Induction and maintenance intravesical immunotherapy is sometimes used after radiation therapy and systemic (blood) chemotherapy for stage II cancers if surgery cannot be done. It is rarely used for stage III. When used, it is used along with other treatments in cases where surgery cannot be done. Stage IV bladder cancers are rarely treated with intravesical therapy.
Types of intravesical therapy
There are two types of intravesical therapy:
Immunotherapy causes the body’s immune system to attack cancer cells.
Bladder cancer BCG treatment
Bladder cancer BCG treatment: Bacillus Calmette-Guérin (BCG) therapy is the most common intravesical immunotherapy for the treatment of early-stage bladder cancer. It is used to help keep the cancer from growing and to help keep it from coming back.
BCG is a germ that is related to the germ that causes tuberculosis (TB), but does not usually cause serious illness. It is administered directly into the bladder through a catheter. It reaches cancer cells and “activates” the immune system. Immune system cells are attracted to the bladder to attack cancer cells. BCG must come into contact with cancer cells to be effective. This is the reason it is used for intravesical therapy.
BCG treatment can cause a wide range of symptoms. Influenza (flu)-like symptoms such as fever, aches, chills, and fatigue are common and may last 2-3 days after treatment. It is also common to cause a burning sensation in the bladder, the need to urinate often, and even blood in the urine. Rarely, BCG can spread into the blood and throughout the body, causing a serious infection. This can happen even years after treatment. One sign of this may be a high fever that is not relieved by Tylenol or similar medications. If this happens, call your doctor right away. You may want to call your doctor’s office to ask about other serious side effects to watch for.
For this treatment, chemotherapy drugs (chemo) are put directly into the bladder through a catheter. These drugs actively kill growing cancer cells. Many of these same drugs can also be given systemically (usually through a vein) to treat more advanced stages of bladder cancer. Intravesical chemotherapy is most often used when intravesical immunotherapy is not working. It is rarely used for more than a year.

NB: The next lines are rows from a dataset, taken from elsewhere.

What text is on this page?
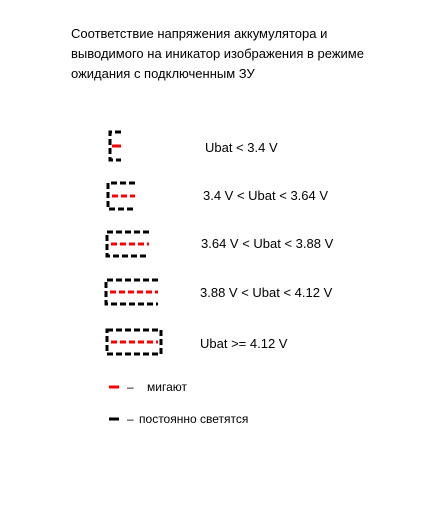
Соответствие напряжения аккумулятора и
выводимого на иникатор изображения в режиме
ожидания с подключенным ЗУ
Ubat < 3.4 V
3.4 V < Ubat < 3.64 V
3.64 V < Ubat < 3.88 V
3.88 V < Ubat < 4.12 V
Ubat >= 4.12 V
– мигают
– постоянно светятся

The chemotherapy solution may be heated before it is delivered into the bladder. Some experts think this makes the drug work better and helps it reach cancer cells. When the chemo is heated, it may be called hyperthermic intravesical therapy.
Mitomycin is the most commonly used drug for intravesical chemotherapy. Giving mitomycin into the bladder by heating the inside of the bladder, a treatment called mitomycin electromotive therapy , may work even better than giving mitomycin intravesically in the usual way.

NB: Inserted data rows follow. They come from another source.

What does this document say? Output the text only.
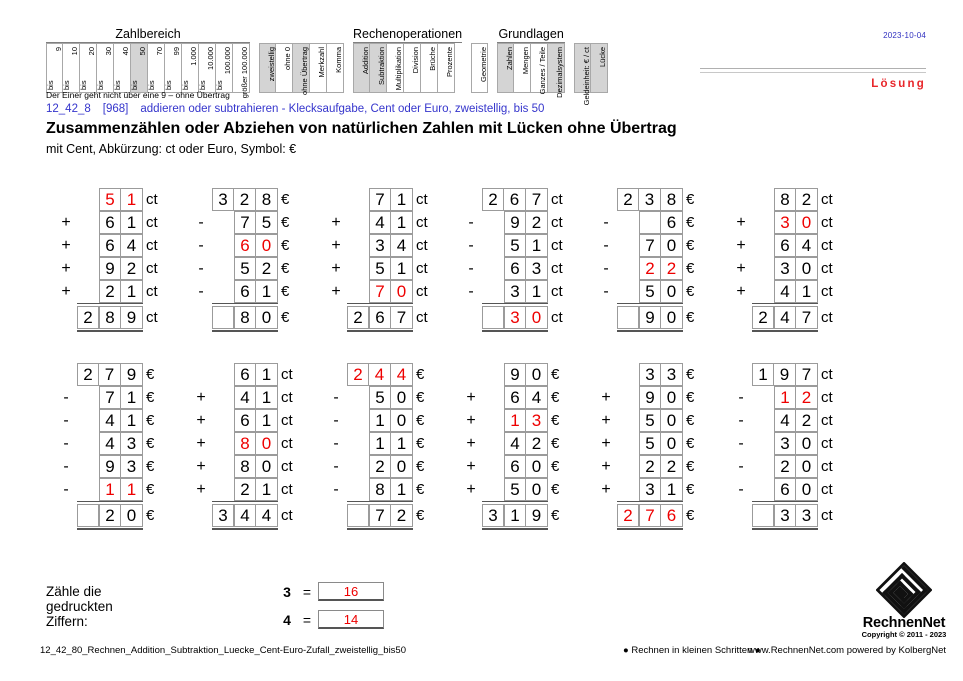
Zahlbereich
9
bis
10
bis
20
bis
30
bis
40
bis
50
bis
70
bis
99
bis
1.000
bis
10.000
bis
100.000
bis größer 100.000 zweistellig ohne 0 ohne Übertrag Merkzahl Komma
Rechenoperationen
Addition Subtraktion Multiplikation Division Brüche Prozente	Geometrie
Grundlagen
Zahlen Mengen Ganzes / Teile Dezimalsystem Geldeinheit: € / ct Lücke
Der Einer geht nicht über eine 9 – ohne Übertrag
2023-10-04
Lösung
12_42_8 [968] addieren oder subtrahieren - Klecksaufgabe, Cent oder Euro, zweistellig, bis 50
Zusammenzählen oder Abziehen von natürlichen Zahlen mit Lücken ohne Übertrag
mit Cent, Abkürzung: ct oder Euro, Symbol: €
5 1 ct
+	6 1 ct
+	6 4 ct
+	9 2 ct
+	2 1 ct
2 8 9 ct
3 2 8 €
-	7 5 €
-	6 0 €
-	5 2 €
-	6 1 €
8 0 €
7 1 ct
+	4 1 ct
+	3 4 ct
+	5 1 ct
+	7 0 ct
2 6 7 ct
2 6 7 ct
-	9 2 ct
-	5 1 ct
-	6 3 ct
-	3 1 ct
3 0 ct
2 3 8 €
-	6 €
-	7 0 €
-	2 2 €
-	5 0 €
9 0 €
8 2 ct
+	3 0 ct
+	6 4 ct
+	3 0 ct
+	4 1 ct
2 4 7 ct
2 7 9 €
-	7 1 €
-	4 1 €
-	4 3 €
-	9 3 €
-	1 1 €
2 0 €
6 1 ct
+	4 1 ct
+	6 1 ct
+	8 0 ct
+	8 0 ct
+	2 1 ct
3 4 4 ct
2 4 4 €
-	5 0 €
-	1 0 €
-	1 1 €
-	2 0 €
-	8 1 €
7 2 €
9 0 €
+	6 4 €
+	1 3 €
+	4 2 €
+	6 0 €
+	5 0 €
3 1 9 €
3 3 €
+	9 0 €
+	5 0 €
+	5 0 €
+	2 2 €
+	3 1 €
2 7 6 €
1 9 7 ct
-	1 2 ct
-	4 2 ct
-	3 0 ct
-	2 0 ct
-	6 0 ct
3 3 ct
Zähle die gedruckten Ziffern:
3 =	16
4 =	14	RechnenNet
Copyright © 2011 - 2023
12_42_80_Rechnen_Addition_Subtraktion_Luecke_Cent-Euro-Zufall_zweistellig_bis50	● Rechnen in kleinen Schritten ●
www.RechnenNet.com powered by KolbergNet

Gemcitabine may cause fewer side effects than mitomycin and is less likely to be absorbed into the blood.
If BCG therapy stops working, valrubicin can be used, but not all experts agree with this treatment.
The main side effects of intravesical chemotherapy are irritation, a burning sensation in the bladder, and blood in the urine.
A main advantage of giving chemotherapy directly into the bladder instead of injecting it into the bloodstream is that the drugs usually don’t reach and affect other parts of the body. This helps people avoid many of the side effects associated with chemotherapy.
Can bladder cancer be prevented?
In order to prevent bladder cancer, it is particularly important to minimize both active and passive tobacco consumption. Ideally, you should give up smoking completely, as this reduces your risk of disease.
If you work in a profession that involves contact with hazardous substances, it is important that you observe safety regulations. Be aware that the time from exposure to hazardous substances to the onset of cancer may be very long (up to 40 years).
Don’t forget that there are no clear symptoms of bladder cancer and the disease usually does not cause any symptoms for a long time. If you suffer from chronic bladder infections, notice discoloration in the urine or suffer from bladder emptying disorders or pain, it is advisable to have this clarified by a doctor as soon as possible.